Sinatra ran as far away from Hoboken as he could get. He moved to the desert and seemed to love it there. He built a baronial compound: houses, pools, garages, a helipad, all his own. The openness of the desert, the vast stretches of nothingness, were the antithesis of Hoboken, where every inch of land had been paved over and occupied by so many entire families per square foot. In the desert he had as much land as he wanted, more than he could use. He had more of everything than he could use.

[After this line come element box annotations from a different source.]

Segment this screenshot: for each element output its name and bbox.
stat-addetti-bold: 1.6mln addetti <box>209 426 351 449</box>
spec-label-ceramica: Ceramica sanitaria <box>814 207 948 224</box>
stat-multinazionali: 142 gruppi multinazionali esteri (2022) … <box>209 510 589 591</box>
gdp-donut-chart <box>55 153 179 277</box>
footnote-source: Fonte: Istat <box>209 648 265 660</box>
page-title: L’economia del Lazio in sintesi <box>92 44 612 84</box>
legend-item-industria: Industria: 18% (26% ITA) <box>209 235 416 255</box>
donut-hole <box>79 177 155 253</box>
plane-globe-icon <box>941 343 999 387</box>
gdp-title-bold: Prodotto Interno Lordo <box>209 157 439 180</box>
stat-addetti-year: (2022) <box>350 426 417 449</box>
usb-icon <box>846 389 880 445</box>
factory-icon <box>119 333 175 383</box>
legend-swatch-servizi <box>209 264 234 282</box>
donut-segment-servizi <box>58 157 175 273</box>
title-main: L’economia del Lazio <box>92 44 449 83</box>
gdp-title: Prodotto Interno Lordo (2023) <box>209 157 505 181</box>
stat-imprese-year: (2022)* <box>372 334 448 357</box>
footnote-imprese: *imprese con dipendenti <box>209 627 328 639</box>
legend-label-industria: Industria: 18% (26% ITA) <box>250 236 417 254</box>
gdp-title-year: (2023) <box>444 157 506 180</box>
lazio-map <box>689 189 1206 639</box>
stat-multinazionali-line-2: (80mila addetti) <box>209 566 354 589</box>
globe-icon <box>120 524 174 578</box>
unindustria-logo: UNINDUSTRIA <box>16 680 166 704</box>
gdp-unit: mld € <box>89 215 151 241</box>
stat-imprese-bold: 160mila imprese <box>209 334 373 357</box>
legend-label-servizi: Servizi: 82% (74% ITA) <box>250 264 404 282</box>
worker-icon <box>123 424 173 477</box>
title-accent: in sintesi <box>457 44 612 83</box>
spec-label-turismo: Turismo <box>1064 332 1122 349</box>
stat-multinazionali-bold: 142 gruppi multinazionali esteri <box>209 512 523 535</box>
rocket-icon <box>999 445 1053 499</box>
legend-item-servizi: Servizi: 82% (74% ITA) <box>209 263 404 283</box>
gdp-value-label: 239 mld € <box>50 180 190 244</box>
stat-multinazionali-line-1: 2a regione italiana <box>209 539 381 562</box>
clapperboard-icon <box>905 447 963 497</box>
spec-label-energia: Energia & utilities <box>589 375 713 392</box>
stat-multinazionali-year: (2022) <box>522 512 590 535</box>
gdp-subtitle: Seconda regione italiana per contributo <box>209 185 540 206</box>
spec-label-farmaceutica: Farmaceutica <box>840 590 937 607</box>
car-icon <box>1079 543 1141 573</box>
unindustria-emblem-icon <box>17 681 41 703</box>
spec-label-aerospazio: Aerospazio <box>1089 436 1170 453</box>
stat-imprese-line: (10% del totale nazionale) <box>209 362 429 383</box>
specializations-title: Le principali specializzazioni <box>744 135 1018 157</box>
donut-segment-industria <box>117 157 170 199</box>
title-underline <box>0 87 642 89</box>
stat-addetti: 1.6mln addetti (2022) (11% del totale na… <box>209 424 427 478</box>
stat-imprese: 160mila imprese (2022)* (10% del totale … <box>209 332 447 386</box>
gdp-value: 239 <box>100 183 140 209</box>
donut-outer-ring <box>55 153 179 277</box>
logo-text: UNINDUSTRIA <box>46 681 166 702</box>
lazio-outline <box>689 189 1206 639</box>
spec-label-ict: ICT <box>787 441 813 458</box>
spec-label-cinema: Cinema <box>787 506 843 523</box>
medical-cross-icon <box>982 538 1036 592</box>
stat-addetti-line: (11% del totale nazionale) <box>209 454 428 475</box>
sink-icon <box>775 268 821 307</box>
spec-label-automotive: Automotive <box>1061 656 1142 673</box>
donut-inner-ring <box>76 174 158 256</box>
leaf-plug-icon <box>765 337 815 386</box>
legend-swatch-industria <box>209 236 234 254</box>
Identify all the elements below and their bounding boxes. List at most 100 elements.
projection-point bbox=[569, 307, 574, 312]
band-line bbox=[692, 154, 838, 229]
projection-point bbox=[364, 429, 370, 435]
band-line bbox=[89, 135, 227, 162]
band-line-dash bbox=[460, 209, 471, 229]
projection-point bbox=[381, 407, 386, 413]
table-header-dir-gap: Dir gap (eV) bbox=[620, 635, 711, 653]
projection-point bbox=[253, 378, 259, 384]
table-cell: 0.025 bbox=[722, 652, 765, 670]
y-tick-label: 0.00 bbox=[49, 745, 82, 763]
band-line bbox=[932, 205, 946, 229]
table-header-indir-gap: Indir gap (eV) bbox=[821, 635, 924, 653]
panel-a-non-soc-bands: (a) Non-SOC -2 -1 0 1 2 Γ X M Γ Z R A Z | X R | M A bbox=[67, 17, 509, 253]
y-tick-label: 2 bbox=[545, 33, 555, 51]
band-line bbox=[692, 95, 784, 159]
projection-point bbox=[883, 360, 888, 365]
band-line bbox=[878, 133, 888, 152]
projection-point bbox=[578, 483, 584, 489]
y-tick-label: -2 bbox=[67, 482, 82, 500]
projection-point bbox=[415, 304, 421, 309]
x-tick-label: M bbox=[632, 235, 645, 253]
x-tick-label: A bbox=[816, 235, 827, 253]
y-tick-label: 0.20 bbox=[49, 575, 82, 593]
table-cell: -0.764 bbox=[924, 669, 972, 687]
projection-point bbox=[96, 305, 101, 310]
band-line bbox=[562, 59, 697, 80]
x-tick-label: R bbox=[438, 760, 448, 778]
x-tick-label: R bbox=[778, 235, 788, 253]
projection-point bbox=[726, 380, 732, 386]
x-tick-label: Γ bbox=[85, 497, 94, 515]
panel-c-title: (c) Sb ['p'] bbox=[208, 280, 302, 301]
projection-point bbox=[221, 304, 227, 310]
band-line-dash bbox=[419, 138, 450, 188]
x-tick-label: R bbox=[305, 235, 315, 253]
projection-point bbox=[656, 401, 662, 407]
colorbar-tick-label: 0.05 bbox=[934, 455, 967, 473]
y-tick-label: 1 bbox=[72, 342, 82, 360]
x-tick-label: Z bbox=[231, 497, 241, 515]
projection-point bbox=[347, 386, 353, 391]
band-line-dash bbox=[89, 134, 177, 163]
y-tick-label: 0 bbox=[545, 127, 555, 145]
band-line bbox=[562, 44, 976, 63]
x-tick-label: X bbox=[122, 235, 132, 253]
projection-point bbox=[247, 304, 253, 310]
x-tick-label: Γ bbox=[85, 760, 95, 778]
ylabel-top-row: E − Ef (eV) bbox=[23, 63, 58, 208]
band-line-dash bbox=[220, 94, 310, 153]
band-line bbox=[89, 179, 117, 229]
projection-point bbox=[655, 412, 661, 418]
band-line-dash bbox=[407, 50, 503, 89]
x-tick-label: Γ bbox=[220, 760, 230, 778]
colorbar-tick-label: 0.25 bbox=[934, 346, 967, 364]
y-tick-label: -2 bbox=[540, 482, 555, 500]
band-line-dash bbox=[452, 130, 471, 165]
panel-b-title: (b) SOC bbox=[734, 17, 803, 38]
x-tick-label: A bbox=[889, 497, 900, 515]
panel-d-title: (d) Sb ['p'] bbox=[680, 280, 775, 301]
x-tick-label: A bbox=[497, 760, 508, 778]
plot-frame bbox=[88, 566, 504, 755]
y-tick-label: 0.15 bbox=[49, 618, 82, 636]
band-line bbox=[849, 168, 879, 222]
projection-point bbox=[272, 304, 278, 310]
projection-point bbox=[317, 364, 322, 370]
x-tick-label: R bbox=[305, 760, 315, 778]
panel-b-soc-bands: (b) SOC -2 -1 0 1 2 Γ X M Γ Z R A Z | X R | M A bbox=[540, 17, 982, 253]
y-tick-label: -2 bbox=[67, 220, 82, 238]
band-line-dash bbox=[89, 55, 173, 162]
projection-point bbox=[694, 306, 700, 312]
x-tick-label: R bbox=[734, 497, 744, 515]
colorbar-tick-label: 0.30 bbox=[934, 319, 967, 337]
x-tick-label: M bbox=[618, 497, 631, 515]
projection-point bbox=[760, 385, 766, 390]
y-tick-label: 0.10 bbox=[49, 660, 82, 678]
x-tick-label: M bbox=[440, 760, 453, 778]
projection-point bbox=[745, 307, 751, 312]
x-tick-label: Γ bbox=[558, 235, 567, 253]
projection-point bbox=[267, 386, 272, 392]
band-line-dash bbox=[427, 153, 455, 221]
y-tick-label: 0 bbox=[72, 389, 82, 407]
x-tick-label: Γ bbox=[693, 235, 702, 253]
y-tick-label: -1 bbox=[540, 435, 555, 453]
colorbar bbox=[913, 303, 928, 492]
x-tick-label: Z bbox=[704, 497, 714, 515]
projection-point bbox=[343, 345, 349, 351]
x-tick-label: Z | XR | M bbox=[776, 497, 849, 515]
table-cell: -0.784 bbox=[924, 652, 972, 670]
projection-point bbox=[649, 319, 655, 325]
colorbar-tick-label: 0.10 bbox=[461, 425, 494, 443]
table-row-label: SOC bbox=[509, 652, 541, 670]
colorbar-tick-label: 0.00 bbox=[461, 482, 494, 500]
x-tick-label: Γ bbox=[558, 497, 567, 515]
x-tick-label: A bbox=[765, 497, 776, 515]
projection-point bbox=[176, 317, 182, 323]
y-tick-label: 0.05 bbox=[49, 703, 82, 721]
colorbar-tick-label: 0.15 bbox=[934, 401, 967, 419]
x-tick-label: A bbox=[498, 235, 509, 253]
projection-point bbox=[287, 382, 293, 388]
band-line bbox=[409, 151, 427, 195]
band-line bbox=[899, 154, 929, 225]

Some say when Sinatra left Hoboken for the last time, he vowed never to return. He came close once, back, in 1963, when he threw a fiftieth wedding anniversary for his parents in the Casino in the Park in Jersey City The affair was strictly invitation-only. Sinatra wasn't expected to perform -- he was just going back there -- but relatives say he was so nervous about coming back to Hudson County, that his stomach started turning flips and he had to take tranquilizers. When he finally showed up that night, he stood at the entrance to the room, staring straight ahead. He marched in, his entourage of bodyguards and hangers-on pulled along in the wake. Neither stopping nor greeting anyone, Sinatra went directly to the head table, greeted his parents, and then took a seat nearby with a few priests and a quiet aunt, all of whom were not expected to say much. Sinatra sat uneasily through the activities and left as soon as they were over, never having spoken to or acknowledged the old friends who had waited twenty years to pass along a word or two. Later that night he went to the fights in New York.